The question isn't "what is this object?" — it's "is this space occupied?" That single reframing could have prevented the two most notorious autonomous vehicle disasters of the last decade.

We use Transformer architectures — the same fundamental technology behind GPT — but not for conversation. We use them as spatial reasoning engines that fuse heterogeneous sensor data into what we call a Shared Canvas. Temporal self-attention allows the system to remember where an object was even during temporary occlusions — a pedestrian walking behind a parked truck doesn't disappear from the model's awareness just because the cameras can't see her for two seconds.

The $8.5 Million Lesson

The Uber ATG settlement was $8.5 million. The Cruise criminal fine was $500,000 — a number that doesn't begin to account for the operational shutdown, the reputational damage, or the human suffering. The NHTSA probe into Tesla covers 2.9 million vehicles. The global average cost of a single data breach is now $4.44 million.

When I add these numbers up, the conclusion is uncomfortable for the "move fast and break things" crowd: the cheap AI wrapper is the most expensive mistake an enterprise can make. Not because it doesn't work — it works fine in controlled environments. But the moment it encounters the uncontrolled world — the dark road, the post-impact confusion, the sun glare on wet asphalt, the angry crowd — the absence of deterministic safety architecture turns a software limitation into a human catastrophe.

People sometimes push back on our approach by saying formal verification is too slow, too expensive, too academic for real-world deployment timelines. I understand the objection. Verification is computationally expensive. Pruning networks for verifiability takes time. Building safety architectures with hard assurance gates is more work than wrapping an API.

But I'd ask those people to watch the Cruise dragging video. To read the NTSB report on Elaine Herzberg's death. To look at the 18 red-light complaints in the Tesla FSD investigation. And then tell me that "too slow" is a valid criticism of an approach designed to prevent exactly those outcomes.
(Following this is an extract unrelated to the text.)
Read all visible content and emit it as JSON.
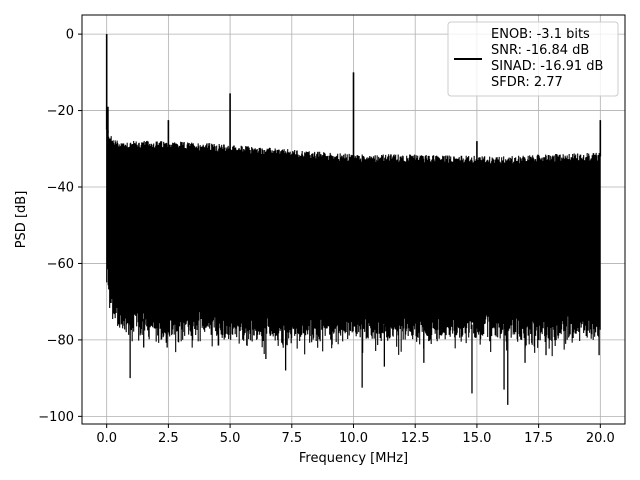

The era of building autonomous systems on probabilistic hope is ending. Not because regulators are forcing it — though they are — but because the physics of the real world demands it. An AI system that navigates a thousand intersections perfectly and then runs a red light on the thousand-and-first isn't 99.9% safe. It's unsafe, period. Safety isn't a percentage. It's a property — one that either holds under all verified conditions or doesn't hold at all.

That's the shift I'm building Veriprajna around. Not better wrappers. Not faster demos. Deterministic assurance for systems where failure isn't a bug report — it's a body count.